2. Increase public health financing: Increasing public health financing by 40 percent would avert an additional 15,000 DALYs, allocating additional financing to CVDs, surgery, mental health, palliative care, rehabilitation, and pandemic management. Optimizing spending within the lower budget reduced allocations for critical interventions, including palliative care, mental health, maternal and newborn health. This analysis illustrated how the limited public spending on health restricts investments in cost-effective interventions that would otherwise target prioritized population groups.

3. Pooling public health financing: In the model, we pooled resources for vertical programs supported by the government and development partners, with finances for health services in general. The optimization demonstrated that there are opportunities to improve health spending efficiency through reallocations between vertical programs and other services. The transition from donor to state funding for health offers national stakeholders an increased autonomy over spending allocations to reap these efficiency gains.

4. Introducing systematic health technology assessments (HTA): This analysis illustrates the benefits of introducing a systematic process for reviewing the BBP, that accounts for critical technical criteria. Drawing on successful experiences in other countries, these assessments should be complemented by stakeholder consultations and should be encoded in legal documents (Figure 4). To this end, there is an ongoing private sector effort to build capacity for HTA, for medicines and health services, led by the Armenian Association of Specialists in Evidence-Based Medicine, the Armenian ETL Pharmacovigilance Center, and the Dutch HTA Development Platform. This may be an entry point for revisiting the process of revising the BBP in Armenia.

Conclusion

The results of the analysis were disseminated in a national UHC event in February 2021 attended by stakeholders from the Ministries of Health, Finance, and Economy, State Health Agency, National Institute of Health, National Center for Disease Control, and National Institute of Labor and Social Research. This was followed up with a workshop for key technical personnel in April 2021 on how to use the HIPtool software and parametrized Armenia model, embedded in wider reflections on what criteria and principles countries can use in benefits package design.

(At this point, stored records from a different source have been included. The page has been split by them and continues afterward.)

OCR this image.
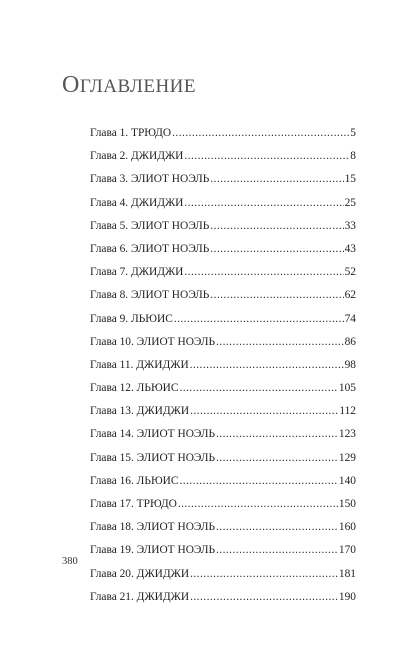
ОГЛАВЛЕНИЕ
Глава 1. ТРЮДО . . .	5
Глава 2. ДЖИДЖИ . . .	8
Глава 3. ЭЛИОТ НОЭЛЬ . . .	15
Глава 4. ДЖИДЖИ . . .	25
Глава 5. ЭЛИОТ НОЭЛЬ . . .	33
Глава 6. ЭЛИОТ НОЭЛЬ . . .	43
Глава 7. ДЖИДЖИ . . .	52
Глава 8. ЭЛИОТ НОЭЛЬ . . .	62
Глава 9. ЛЬЮИС . . .	74
Глава 10. ЭЛИОТ НОЭЛЬ . . .	86
Глава 11. ДЖИДЖИ . . .	98
Глава 12. ЛЬЮИС . . .	105
Глава 13. ДЖИДЖИ . . .	112
Глава 14. ЭЛИОТ НОЭЛЬ . . .	123
Глава 15. ЭЛИОТ НОЭЛЬ . . .	129
Глава 16. ЛЬЮИС . . .	140
Глава 17. ТРЮДО . . .	150
Глава 18. ЭЛИОТ НОЭЛЬ . . .	160
Глава 19. ЭЛИОТ НОЭЛЬ . . .	170
Глава 20. ДЖИДЖИ . . .	181
Глава 21. ДЖИДЖИ . . .	190
380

This allocative efficiency analysis is an illustration of how mathematical optimization can support decision making on Armenia’s future BBP, using an open-source tool. The HIPtool enables users to model different scenarios based on the disease burden, cost-effectiveness, total budget envelope, and societal value for equity and financial protection. Explicit analysis of value-for money in health care, as well as equity and financial risk protection will gain new urgency in the post-COVID-19 era. While the path to UHC will vary from country to country, national health benefit packages which are grounded in evidence will play a critical role in facilitating universal access to high-quality health care.